Cette pénurie a des effets néfastes sur les élèves. Les directions d’école rencontrées par la VG constatent une diminution de la qualité de l’enseignement et des services donnés aux élèves, « notamment en raison du nombre élevé d’enseignants non légalement qualifiés », ainsi qu’une « augmentation de l’insécurité, de l’instabilité et de l’anxiété chez les élèves ». La pénurie provoque de « nombreux changements d’enseignants en cours d’année ».

La VG estime également que les initiatives gouvernementales pour pallier la pénurie sont « gérées à la pièce, sans vue d’ensemble ».

« Ces problèmes sont d’autant plus inquiétants qu’ils s’ajoutent aux retards d’apprentissage que le Vérificateur général a soulevés dans son rapport d’audit Enseignement à distance durant la pandémie de COVID-19 publié en décembre 2022 », a-t-elle expliqué.

Et l’absence de données rapportée par la vérificatrice rend difficile pour le ministère d’estimer « le nombre d’enseignants à former et à recruter chaque année en vue de répondre aux besoins ».

Des signes avant-coureurs

Mme Leclerc souligne que la pénurie d’enseignants était prévisible. Le Conseil supérieur de l’éducation se préoccupait déjà de cette réalité en 2014 et « recommandait aussi de faire preuve de vigilance afin d’éviter que les difficultés de recrutement n’occasionnent l’embauche de personnel insuffisamment qualifié ».

En 2009, une analyse produite par le MEQ démontrait que « la prévision des besoins en personnel enseignant pour les années à venir dépassait le nombre de nouveaux enseignants généralement qualifiés par les universités ». C’est sans compter la politique de maternelle quatre ans de la CAQ, qui nécessiterait de 3000 à 5000 enseignants supplémentaires.

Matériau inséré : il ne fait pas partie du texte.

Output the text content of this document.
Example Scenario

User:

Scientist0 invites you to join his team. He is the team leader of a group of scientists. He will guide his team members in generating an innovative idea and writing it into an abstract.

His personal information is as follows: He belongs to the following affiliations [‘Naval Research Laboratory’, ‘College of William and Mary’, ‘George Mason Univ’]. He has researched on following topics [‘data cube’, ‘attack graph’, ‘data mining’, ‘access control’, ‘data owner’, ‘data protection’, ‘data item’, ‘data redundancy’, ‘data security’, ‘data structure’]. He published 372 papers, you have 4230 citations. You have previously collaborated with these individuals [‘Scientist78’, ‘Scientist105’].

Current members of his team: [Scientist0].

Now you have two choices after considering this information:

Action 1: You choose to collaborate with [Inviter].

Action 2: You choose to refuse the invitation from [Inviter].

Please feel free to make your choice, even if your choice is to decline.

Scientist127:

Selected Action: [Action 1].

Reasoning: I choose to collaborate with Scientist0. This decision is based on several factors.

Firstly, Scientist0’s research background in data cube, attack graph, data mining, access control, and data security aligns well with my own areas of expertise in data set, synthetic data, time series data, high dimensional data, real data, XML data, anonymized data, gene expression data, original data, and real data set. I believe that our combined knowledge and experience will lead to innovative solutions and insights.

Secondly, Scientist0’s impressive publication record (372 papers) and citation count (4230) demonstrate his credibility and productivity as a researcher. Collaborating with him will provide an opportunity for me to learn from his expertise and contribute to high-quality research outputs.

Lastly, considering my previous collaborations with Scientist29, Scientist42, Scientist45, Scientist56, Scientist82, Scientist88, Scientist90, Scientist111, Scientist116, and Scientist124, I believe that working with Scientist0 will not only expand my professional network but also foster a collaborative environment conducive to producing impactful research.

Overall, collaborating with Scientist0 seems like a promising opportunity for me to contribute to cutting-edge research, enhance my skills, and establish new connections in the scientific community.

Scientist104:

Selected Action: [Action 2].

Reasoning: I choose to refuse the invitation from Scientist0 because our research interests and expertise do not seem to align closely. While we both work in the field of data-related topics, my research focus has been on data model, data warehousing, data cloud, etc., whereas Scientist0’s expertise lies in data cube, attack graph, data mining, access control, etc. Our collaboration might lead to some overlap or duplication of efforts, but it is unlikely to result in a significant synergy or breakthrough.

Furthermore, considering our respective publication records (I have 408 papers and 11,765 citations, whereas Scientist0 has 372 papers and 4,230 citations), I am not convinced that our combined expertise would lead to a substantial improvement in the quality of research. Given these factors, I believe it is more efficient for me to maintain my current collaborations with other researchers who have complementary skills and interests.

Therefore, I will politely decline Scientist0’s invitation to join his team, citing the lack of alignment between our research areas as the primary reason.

Pourtant, cette planification se fait ailleurs. « Plusieurs administrations, comme l’Ontario, les États-Unis, la Nouvelle-Zélande et le Royaume-Uni, ont mis en place des systèmes qui permettent d’avoir un portrait de la situation ou de déterminer les besoins futurs en personnel enseignant », écrit la VGQ.

En savoir plus
  • 110 000 enseignants
    En 2020-2021, le réseau scolaire public québécois comptait, à la formation générale des jeunes, 111 000 enseignants pour 972 000 élèves.